Presidential candidates in the upcoming Mexican election appeal to the single-mother vote.

Published June 23, 2006 8:15PM (EDT)

The upcoming July 2 Mexican presidential election has many female voters feeling particularly bipartisan, according to an article today in Women's eNews. For the many women who have seen their husbands and sons move to the U.S. in search of work to support themselves and their families, the ideal candidate is whoever can deliver homegrown jobs.

"The majority of men are in the United States because there are no sources of work here," Graciela Arciniega, a worker for the electoral institute in El Bothe, told eNews. "I've been knocking on doors to find voters and they're all women." In fact, women make up 51.8 percent of the Mexican electorate; there are 37 million women registered to vote, compared with 34.4 million men, according to Mexico's Federal Electoral Institute. And the candidates are all angling for the female vote, often through promises of a strengthened job market. But, as is often the case, the problem is in identifying the candidate who will actually deliver: "If I knew it for a certainty, I'd vote for [that candidate]," Maria de la Luz Garcia told eNews. "But which one is it? And how would he do it? And where is he?"

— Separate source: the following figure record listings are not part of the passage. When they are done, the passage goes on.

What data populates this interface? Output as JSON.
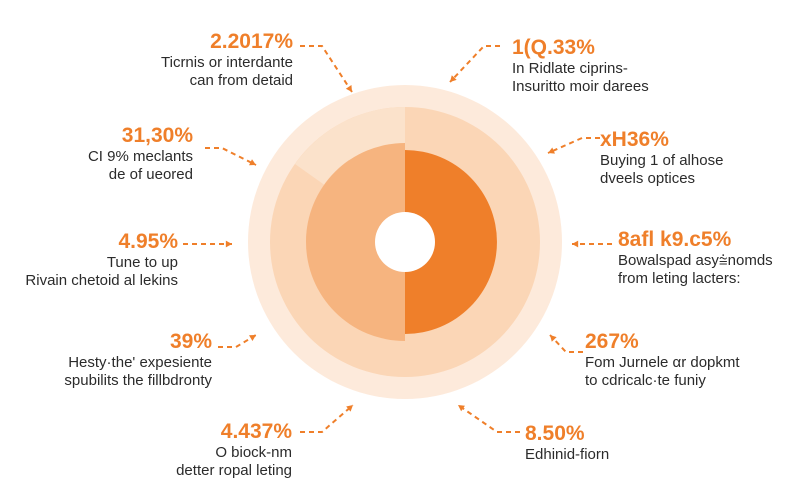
{
  "colors": {
    "accent": "#ef7f2a",
    "accent_dark": "#f07a22",
    "ring_outer": "#fdeadb",
    "ring_mid": "#fbd6b6",
    "wedge_light": "#f6b47f",
    "wedge_pale": "#fbe2cb",
    "text": "#2b2b2b",
    "center": "#ffffff"
  },
  "chart_data": {
    "type": "pie",
    "title": "",
    "slices": [
      {
        "label": "2.2017%",
        "description": [
          "Ticrnis or interdante",
          "can from detaid"
        ]
      },
      {
        "label": "31,30%",
        "description": [
          "CI 9% meclants",
          "de of ueored"
        ]
      },
      {
        "label": "4.95%",
        "description": [
          "Tune to up",
          "Rivain chetoid al lekins"
        ]
      },
      {
        "label": "39%",
        "description": [
          "Hesty·the' expesiente",
          "spubilits the fillbdronty"
        ]
      },
      {
        "label": "4.437%",
        "description": [
          "O biock-nm",
          "detter ropal leting"
        ]
      },
      {
        "label": "1(Q.33%",
        "description": [
          "In Ridlate ciprins-",
          "Insuritto moir darees"
        ]
      },
      {
        "label": "хН36%",
        "description": [
          "Buying 1 of alhose",
          "dveels optices"
        ]
      },
      {
        "label": "8afl k9.c5%",
        "description": [
          "Bowalspad asy⩭nomds",
          "from leting lacters:"
        ]
      },
      {
        "label": "267%",
        "description": [
          "Fom Jurnele αr dopkmt",
          "to cdricalc·te funiy"
        ]
      },
      {
        "label": "8.50%",
        "description": [
          "Edhinid-fiorn"
        ]
      }
    ]
  }
}
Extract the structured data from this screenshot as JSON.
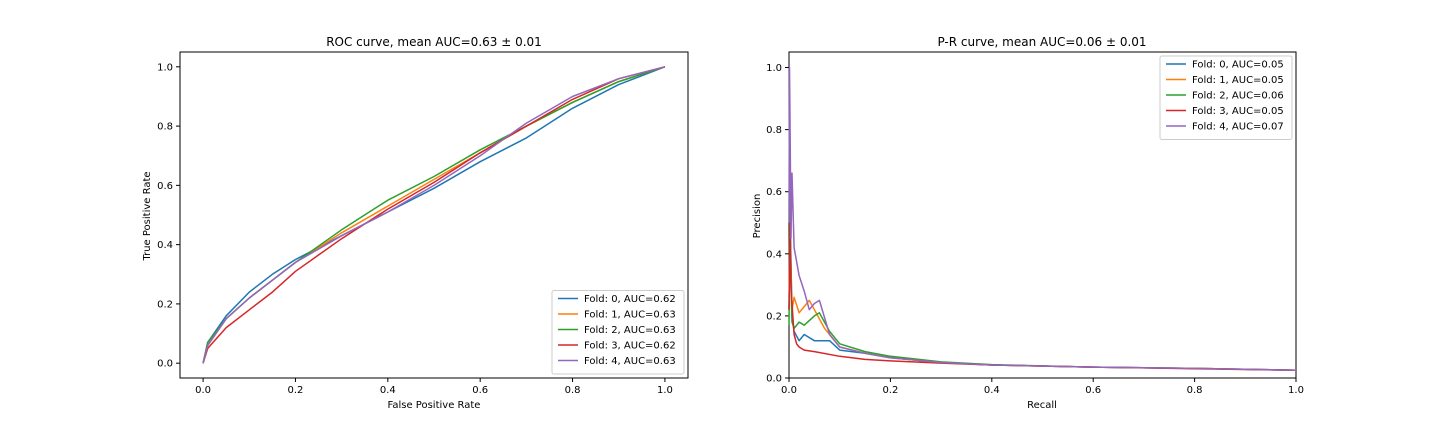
{
  "colors": [
    "#1f77b4",
    "#ff7f0e",
    "#2ca02c",
    "#d62728",
    "#9467bd"
  ],
  "chart_data": [
    {
      "type": "line",
      "title": "ROC curve, mean AUC=0.63 ± 0.01",
      "xlabel": "False Positive Rate",
      "ylabel": "True Positive Rate",
      "xlim": [
        -0.05,
        1.05
      ],
      "ylim": [
        -0.05,
        1.05
      ],
      "xticks": [
        "0.0",
        "0.2",
        "0.4",
        "0.6",
        "0.8",
        "1.0"
      ],
      "yticks": [
        "0.0",
        "0.2",
        "0.4",
        "0.6",
        "0.8",
        "1.0"
      ],
      "grid": false,
      "legend_position": "lower-right",
      "series": [
        {
          "name": "Fold: 0, AUC=0.62",
          "x": [
            0,
            0.01,
            0.05,
            0.1,
            0.15,
            0.2,
            0.3,
            0.4,
            0.5,
            0.6,
            0.7,
            0.8,
            0.9,
            1.0
          ],
          "y": [
            0,
            0.07,
            0.16,
            0.24,
            0.3,
            0.35,
            0.43,
            0.51,
            0.59,
            0.68,
            0.76,
            0.86,
            0.94,
            1.0
          ]
        },
        {
          "name": "Fold: 1, AUC=0.63",
          "x": [
            0,
            0.01,
            0.05,
            0.1,
            0.15,
            0.2,
            0.3,
            0.4,
            0.5,
            0.6,
            0.7,
            0.8,
            0.9,
            1.0
          ],
          "y": [
            0,
            0.06,
            0.15,
            0.22,
            0.28,
            0.34,
            0.44,
            0.53,
            0.62,
            0.71,
            0.8,
            0.88,
            0.95,
            1.0
          ]
        },
        {
          "name": "Fold: 2, AUC=0.63",
          "x": [
            0,
            0.01,
            0.05,
            0.1,
            0.15,
            0.2,
            0.3,
            0.4,
            0.5,
            0.6,
            0.7,
            0.8,
            0.9,
            1.0
          ],
          "y": [
            0,
            0.07,
            0.15,
            0.22,
            0.28,
            0.34,
            0.45,
            0.55,
            0.63,
            0.72,
            0.8,
            0.88,
            0.95,
            1.0
          ]
        },
        {
          "name": "Fold: 3, AUC=0.62",
          "x": [
            0,
            0.01,
            0.05,
            0.1,
            0.15,
            0.2,
            0.3,
            0.4,
            0.5,
            0.6,
            0.7,
            0.8,
            0.9,
            1.0
          ],
          "y": [
            0,
            0.05,
            0.12,
            0.18,
            0.24,
            0.31,
            0.42,
            0.52,
            0.61,
            0.71,
            0.8,
            0.89,
            0.96,
            1.0
          ]
        },
        {
          "name": "Fold: 4, AUC=0.63",
          "x": [
            0,
            0.01,
            0.05,
            0.1,
            0.15,
            0.2,
            0.3,
            0.4,
            0.5,
            0.6,
            0.7,
            0.8,
            0.9,
            1.0
          ],
          "y": [
            0,
            0.06,
            0.15,
            0.22,
            0.28,
            0.34,
            0.43,
            0.51,
            0.6,
            0.7,
            0.81,
            0.9,
            0.96,
            1.0
          ]
        }
      ]
    },
    {
      "type": "line",
      "title": "P-R curve, mean AUC=0.06 ± 0.01",
      "xlabel": "Recall",
      "ylabel": "Precision",
      "xlim": [
        0.0,
        1.0
      ],
      "ylim": [
        0.0,
        1.05
      ],
      "xticks": [
        "0.0",
        "0.2",
        "0.4",
        "0.6",
        "0.8",
        "1.0"
      ],
      "yticks": [
        "0.0",
        "0.2",
        "0.4",
        "0.6",
        "0.8",
        "1.0"
      ],
      "grid": false,
      "legend_position": "upper-right",
      "series": [
        {
          "name": "Fold: 0, AUC=0.05",
          "x": [
            0,
            0.003,
            0.006,
            0.01,
            0.02,
            0.03,
            0.05,
            0.08,
            0.1,
            0.15,
            0.2,
            0.3,
            0.4,
            0.6,
            0.8,
            1.0
          ],
          "y": [
            0.22,
            0.45,
            0.2,
            0.15,
            0.12,
            0.14,
            0.12,
            0.12,
            0.09,
            0.08,
            0.065,
            0.05,
            0.042,
            0.035,
            0.031,
            0.025
          ]
        },
        {
          "name": "Fold: 1, AUC=0.05",
          "x": [
            0,
            0.003,
            0.006,
            0.01,
            0.02,
            0.03,
            0.04,
            0.05,
            0.07,
            0.1,
            0.15,
            0.2,
            0.3,
            0.4,
            0.6,
            0.8,
            1.0
          ],
          "y": [
            0.26,
            0.42,
            0.22,
            0.26,
            0.21,
            0.23,
            0.25,
            0.22,
            0.16,
            0.1,
            0.08,
            0.065,
            0.05,
            0.042,
            0.035,
            0.031,
            0.025
          ]
        },
        {
          "name": "Fold: 2, AUC=0.06",
          "x": [
            0,
            0.002,
            0.004,
            0.006,
            0.01,
            0.02,
            0.03,
            0.05,
            0.06,
            0.08,
            0.1,
            0.15,
            0.2,
            0.3,
            0.4,
            0.6,
            0.8,
            1.0
          ],
          "y": [
            0.17,
            0.6,
            0.3,
            0.18,
            0.16,
            0.18,
            0.17,
            0.2,
            0.21,
            0.15,
            0.11,
            0.085,
            0.07,
            0.052,
            0.043,
            0.035,
            0.031,
            0.025
          ]
        },
        {
          "name": "Fold: 3, AUC=0.05",
          "x": [
            0,
            0.002,
            0.004,
            0.006,
            0.01,
            0.015,
            0.02,
            0.03,
            0.05,
            0.1,
            0.15,
            0.2,
            0.3,
            0.4,
            0.6,
            0.8,
            1.0
          ],
          "y": [
            0.22,
            0.5,
            0.3,
            0.24,
            0.14,
            0.11,
            0.1,
            0.09,
            0.085,
            0.07,
            0.06,
            0.055,
            0.048,
            0.042,
            0.035,
            0.03,
            0.025
          ]
        },
        {
          "name": "Fold: 4, AUC=0.07",
          "x": [
            0,
            0.001,
            0.002,
            0.004,
            0.006,
            0.01,
            0.02,
            0.03,
            0.04,
            0.05,
            0.06,
            0.08,
            0.1,
            0.15,
            0.2,
            0.3,
            0.4,
            0.6,
            0.8,
            1.0
          ],
          "y": [
            0.5,
            1.0,
            0.84,
            0.45,
            0.66,
            0.42,
            0.33,
            0.28,
            0.22,
            0.24,
            0.25,
            0.14,
            0.1,
            0.08,
            0.065,
            0.05,
            0.042,
            0.035,
            0.031,
            0.025
          ]
        }
      ]
    }
  ]
}
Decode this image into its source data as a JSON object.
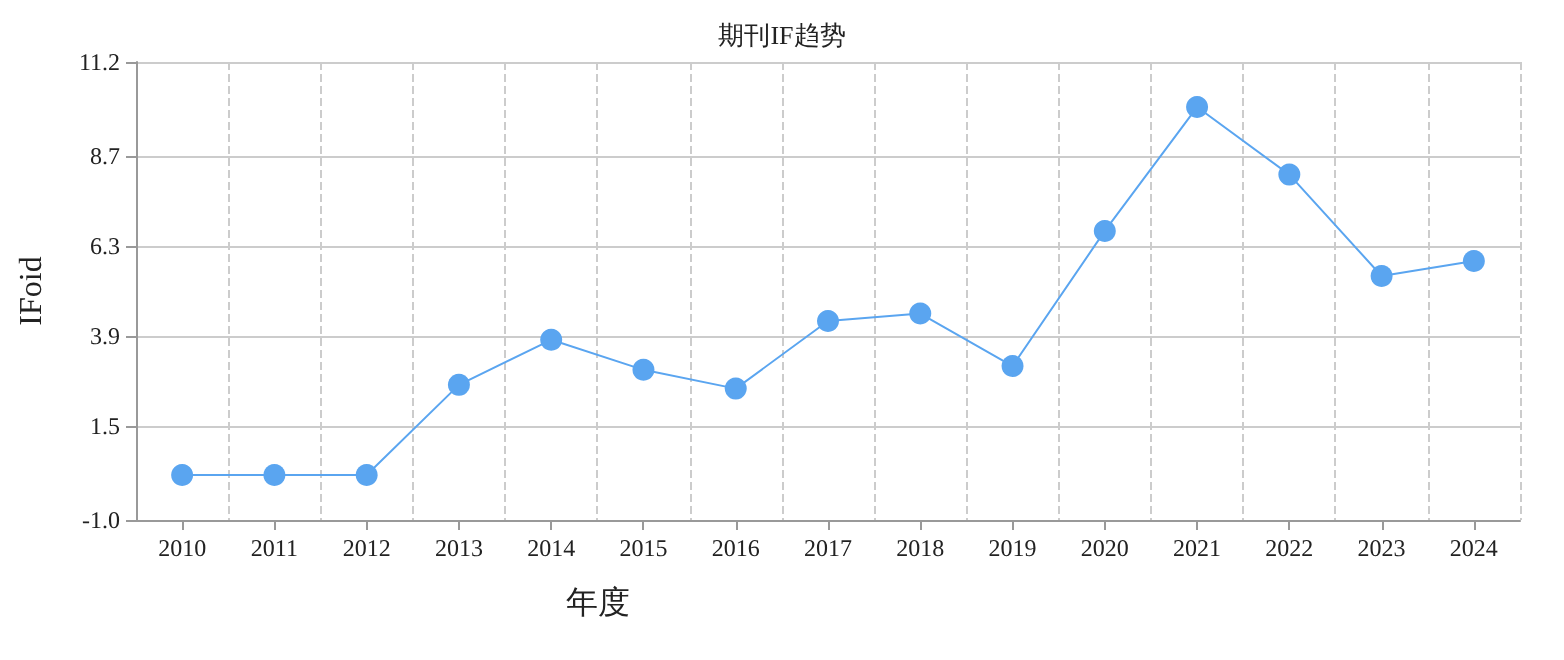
{
  "chart_data": {
    "type": "line",
    "title": "期刊IF趋势",
    "xlabel": "年度",
    "ylabel": "IFoid",
    "categories": [
      "2010",
      "2011",
      "2012",
      "2013",
      "2014",
      "2015",
      "2016",
      "2017",
      "2018",
      "2019",
      "2020",
      "2021",
      "2022",
      "2023",
      "2024"
    ],
    "series": [
      {
        "color": "#5aa5f0",
        "values": [
          0.2,
          0.2,
          0.2,
          2.6,
          3.8,
          3.0,
          2.5,
          4.3,
          4.5,
          3.1,
          6.7,
          10.0,
          8.2,
          5.5,
          5.9
        ]
      }
    ],
    "ylim": [
      -1.0,
      11.2
    ],
    "yticks": [
      {
        "value": -1.0,
        "label": "-1.0"
      },
      {
        "value": 1.5,
        "label": "1.5"
      },
      {
        "value": 3.9,
        "label": "3.9"
      },
      {
        "value": 6.3,
        "label": "6.3"
      },
      {
        "value": 8.7,
        "label": "8.7"
      },
      {
        "value": 11.2,
        "label": "11.2"
      }
    ],
    "grid": true,
    "marker": "circle",
    "line_style": "solid"
  }
}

The major candidates are also all jockeying for the single-mother vote with promises of some sort of governmental assistance. Andres Manuel Lopez Obrador -- running for the leftist Party of the Democratic Revolution -- has promised to provide pensions for single mothers; Felipe Calderon, of the conservative National Action Party, vowed "to support single mothers, who have a double or triple burden of responsibility"; and Roberto Madrazo, of the Institutional Revolutionary Party, said he would offer job fellowships and improved salaries for single mothers.

Pollsters aren't focusing on how gender will impact the election, says Women's eNews, but if the candidates' focus on attracting female voters is any indication, it should be significant.